Sixth, if your Friday afternoon fire drill is the result of an SEC investigation as opposed to a lawsuit, determine whether your D&O policy excludes responses to regulatory investigations. If your D&O policy has such an exclusion, consider obtaining a stand-alone policy to fill that gap. In addition to the added protection for corporate investigations, monies spent under a stand-alone policy will not erode the limits of the company’s primary D&O policy.

Finally, if you are the Friday afternoon defendant, determine whether the company’s D&O policy covers in-house counsel. While claims against in-house counsel are certainly not as prevalent as those against D&Os, in the post-Enron, Sarbanes-Oxley/Dodd-Frank era, such exposure may be on the rise. Most D&O policies only afford coverage for elected directors and appointed officers. While some in-house counsel serve as directors or officers, coverage depends on whether in-house counsel is being sued for conduct as a D&O or as in-house counsel. If the D&O policy does provide coverage for in-house counsel, be aware that such coverage will erode the available coverage for the company’s other D&Os raising possible conflict issues. Some companies have separate professional liability policies specifically designed for in-house counsel. Those policies have their own limits of coverage and, therefore, do not erode the limits available to the company’s D&Os.

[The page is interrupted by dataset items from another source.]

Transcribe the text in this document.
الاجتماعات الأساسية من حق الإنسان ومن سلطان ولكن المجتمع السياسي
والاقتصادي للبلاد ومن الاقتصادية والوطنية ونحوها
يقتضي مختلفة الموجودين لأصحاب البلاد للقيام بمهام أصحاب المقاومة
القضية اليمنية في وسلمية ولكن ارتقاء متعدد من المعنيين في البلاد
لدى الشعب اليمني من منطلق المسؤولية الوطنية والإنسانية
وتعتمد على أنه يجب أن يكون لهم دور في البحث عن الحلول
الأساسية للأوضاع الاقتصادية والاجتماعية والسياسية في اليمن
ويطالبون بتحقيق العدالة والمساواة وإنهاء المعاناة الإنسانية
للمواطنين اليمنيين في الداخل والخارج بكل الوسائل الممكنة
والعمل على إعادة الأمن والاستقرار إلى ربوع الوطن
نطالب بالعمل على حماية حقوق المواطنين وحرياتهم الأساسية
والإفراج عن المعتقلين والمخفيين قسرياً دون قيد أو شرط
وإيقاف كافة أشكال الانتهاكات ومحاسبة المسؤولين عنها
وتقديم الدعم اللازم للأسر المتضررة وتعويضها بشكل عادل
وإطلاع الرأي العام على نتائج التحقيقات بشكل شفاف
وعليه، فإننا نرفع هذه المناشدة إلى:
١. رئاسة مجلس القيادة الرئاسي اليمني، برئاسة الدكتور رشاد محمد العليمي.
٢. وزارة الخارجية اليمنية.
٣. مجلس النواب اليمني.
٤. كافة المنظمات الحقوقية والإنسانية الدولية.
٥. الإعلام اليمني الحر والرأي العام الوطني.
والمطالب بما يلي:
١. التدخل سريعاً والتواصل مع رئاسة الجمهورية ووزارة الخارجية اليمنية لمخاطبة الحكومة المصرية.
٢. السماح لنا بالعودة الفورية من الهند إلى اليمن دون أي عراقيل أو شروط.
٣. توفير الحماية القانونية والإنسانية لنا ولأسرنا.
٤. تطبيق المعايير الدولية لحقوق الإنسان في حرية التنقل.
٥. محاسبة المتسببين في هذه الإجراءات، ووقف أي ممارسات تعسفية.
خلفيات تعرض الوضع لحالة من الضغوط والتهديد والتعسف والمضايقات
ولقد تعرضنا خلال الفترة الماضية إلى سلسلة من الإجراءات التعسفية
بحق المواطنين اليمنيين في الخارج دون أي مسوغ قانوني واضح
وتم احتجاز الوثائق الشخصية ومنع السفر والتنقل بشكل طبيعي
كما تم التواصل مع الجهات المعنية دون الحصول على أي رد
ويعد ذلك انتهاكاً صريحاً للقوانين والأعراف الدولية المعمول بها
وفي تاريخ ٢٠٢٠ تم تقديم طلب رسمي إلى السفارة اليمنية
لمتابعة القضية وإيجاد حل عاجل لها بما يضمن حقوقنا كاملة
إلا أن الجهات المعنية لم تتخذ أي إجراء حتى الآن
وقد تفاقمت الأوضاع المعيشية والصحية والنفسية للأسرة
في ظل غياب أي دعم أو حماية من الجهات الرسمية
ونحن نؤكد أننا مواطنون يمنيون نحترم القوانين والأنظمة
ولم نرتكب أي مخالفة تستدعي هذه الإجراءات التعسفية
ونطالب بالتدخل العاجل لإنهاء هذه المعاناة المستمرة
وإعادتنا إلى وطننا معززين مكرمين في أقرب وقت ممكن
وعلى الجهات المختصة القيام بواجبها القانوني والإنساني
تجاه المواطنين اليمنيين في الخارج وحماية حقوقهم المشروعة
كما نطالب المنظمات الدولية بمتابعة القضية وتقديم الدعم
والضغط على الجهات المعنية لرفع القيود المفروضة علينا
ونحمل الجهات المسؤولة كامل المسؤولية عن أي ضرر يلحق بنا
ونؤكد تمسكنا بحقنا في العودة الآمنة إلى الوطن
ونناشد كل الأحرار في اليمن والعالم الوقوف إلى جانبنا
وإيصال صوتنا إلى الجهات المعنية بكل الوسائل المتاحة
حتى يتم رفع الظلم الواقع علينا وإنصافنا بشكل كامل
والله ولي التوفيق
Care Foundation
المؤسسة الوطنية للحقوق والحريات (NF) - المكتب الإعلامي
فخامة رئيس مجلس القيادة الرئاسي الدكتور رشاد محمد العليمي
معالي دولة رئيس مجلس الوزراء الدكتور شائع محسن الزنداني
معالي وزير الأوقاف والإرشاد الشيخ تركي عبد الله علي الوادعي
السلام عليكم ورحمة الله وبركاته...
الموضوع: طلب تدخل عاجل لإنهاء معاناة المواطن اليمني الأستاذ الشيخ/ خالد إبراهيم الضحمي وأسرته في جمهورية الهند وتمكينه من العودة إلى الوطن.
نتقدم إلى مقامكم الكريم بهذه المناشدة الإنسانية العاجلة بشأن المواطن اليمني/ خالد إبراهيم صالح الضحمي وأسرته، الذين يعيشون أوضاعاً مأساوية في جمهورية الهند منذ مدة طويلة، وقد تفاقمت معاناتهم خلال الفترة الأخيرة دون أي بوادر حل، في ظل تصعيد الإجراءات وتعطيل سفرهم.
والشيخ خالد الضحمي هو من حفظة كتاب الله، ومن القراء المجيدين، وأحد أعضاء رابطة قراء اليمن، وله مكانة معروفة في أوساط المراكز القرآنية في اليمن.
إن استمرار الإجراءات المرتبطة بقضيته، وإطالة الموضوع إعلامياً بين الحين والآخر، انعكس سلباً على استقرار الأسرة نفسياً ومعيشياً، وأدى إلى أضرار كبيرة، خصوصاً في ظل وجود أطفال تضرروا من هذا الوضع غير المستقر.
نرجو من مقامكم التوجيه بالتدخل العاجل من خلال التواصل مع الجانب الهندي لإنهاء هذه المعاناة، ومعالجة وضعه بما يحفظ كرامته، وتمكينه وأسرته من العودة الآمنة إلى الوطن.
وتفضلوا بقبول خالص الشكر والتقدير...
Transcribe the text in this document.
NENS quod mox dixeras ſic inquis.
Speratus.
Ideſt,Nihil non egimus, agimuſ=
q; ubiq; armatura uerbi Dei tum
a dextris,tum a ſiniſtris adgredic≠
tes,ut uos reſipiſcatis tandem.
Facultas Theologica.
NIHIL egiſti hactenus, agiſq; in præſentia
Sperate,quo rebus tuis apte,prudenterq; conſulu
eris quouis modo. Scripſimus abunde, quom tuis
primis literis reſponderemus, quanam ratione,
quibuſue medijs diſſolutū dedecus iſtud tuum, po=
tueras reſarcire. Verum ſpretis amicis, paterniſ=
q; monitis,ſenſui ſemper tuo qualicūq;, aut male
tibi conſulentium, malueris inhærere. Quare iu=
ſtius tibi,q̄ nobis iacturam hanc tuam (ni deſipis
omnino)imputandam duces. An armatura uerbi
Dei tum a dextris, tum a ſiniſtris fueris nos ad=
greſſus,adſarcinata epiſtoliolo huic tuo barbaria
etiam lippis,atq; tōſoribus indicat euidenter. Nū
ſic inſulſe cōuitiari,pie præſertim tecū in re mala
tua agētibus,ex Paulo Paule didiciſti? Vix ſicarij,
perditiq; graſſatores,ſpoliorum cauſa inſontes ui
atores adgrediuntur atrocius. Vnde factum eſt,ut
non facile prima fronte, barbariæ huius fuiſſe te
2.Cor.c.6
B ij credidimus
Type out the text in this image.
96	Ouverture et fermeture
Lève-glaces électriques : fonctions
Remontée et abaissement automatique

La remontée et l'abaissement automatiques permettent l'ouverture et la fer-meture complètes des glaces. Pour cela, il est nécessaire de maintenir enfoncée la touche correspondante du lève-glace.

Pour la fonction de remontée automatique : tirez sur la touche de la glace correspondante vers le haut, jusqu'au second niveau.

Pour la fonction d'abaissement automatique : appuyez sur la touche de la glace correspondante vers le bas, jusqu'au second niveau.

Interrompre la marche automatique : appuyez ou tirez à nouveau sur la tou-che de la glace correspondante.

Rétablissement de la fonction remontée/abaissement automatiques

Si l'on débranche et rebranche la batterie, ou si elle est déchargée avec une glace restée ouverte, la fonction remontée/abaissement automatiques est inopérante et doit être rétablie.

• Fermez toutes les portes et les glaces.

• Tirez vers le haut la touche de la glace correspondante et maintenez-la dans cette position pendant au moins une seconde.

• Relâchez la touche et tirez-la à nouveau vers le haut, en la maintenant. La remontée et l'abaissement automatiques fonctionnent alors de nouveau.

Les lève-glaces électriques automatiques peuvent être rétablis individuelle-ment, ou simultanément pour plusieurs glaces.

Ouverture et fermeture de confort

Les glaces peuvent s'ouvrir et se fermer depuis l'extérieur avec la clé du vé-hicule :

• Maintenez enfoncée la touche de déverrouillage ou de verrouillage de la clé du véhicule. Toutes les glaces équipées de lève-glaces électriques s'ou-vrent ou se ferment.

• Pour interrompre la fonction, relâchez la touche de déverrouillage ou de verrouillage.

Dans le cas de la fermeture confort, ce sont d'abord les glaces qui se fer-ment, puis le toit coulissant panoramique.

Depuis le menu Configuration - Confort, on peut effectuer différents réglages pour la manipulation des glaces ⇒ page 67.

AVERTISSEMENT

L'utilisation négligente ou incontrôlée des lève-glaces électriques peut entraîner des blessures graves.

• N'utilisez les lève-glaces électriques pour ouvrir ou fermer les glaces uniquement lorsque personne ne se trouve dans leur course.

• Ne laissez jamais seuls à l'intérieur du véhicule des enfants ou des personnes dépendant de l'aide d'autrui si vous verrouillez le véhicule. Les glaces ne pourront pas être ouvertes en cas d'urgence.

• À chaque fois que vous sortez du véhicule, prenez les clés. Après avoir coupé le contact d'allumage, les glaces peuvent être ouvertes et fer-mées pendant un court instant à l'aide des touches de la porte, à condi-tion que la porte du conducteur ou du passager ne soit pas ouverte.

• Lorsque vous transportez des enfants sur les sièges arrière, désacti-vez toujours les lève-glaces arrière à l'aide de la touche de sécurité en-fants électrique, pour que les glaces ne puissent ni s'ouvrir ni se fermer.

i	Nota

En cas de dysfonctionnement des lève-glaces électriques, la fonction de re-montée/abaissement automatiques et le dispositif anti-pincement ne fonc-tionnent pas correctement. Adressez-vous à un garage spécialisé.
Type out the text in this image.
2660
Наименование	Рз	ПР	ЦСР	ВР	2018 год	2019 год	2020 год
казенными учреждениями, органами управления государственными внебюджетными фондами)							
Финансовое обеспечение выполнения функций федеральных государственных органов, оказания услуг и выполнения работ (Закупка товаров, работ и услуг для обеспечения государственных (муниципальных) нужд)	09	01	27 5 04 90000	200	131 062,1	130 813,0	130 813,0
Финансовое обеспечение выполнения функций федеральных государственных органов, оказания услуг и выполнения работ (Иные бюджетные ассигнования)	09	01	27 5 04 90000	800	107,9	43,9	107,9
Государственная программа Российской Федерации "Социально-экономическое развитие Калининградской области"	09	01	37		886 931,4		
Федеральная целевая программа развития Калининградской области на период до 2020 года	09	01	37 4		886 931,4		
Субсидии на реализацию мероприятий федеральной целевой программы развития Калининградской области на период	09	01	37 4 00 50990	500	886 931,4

Understanding the obligations of the company and its D&O carrier with respect to advancement and indemnification of D&Os is essential. Brian Walters agrees, noting, “The value-added proposition for in-house counsel is not limited to protecting just the interests of shareholders, customers and employees on behalf of the corporation. It necessarily extends to assessing how best to be prepared, in advance, to effectively mitigate and contain potential liability for the company’s directors and officers by developing, implementing and monitoring thorough and thoughtful D&O indemnification and insurance coverage strategies.” If your position may put you in the five o’clock hot seat, then it is critical that you review your company’s D&O policy in advance to assure that adequate protection is in place and to understand what limitations may apply.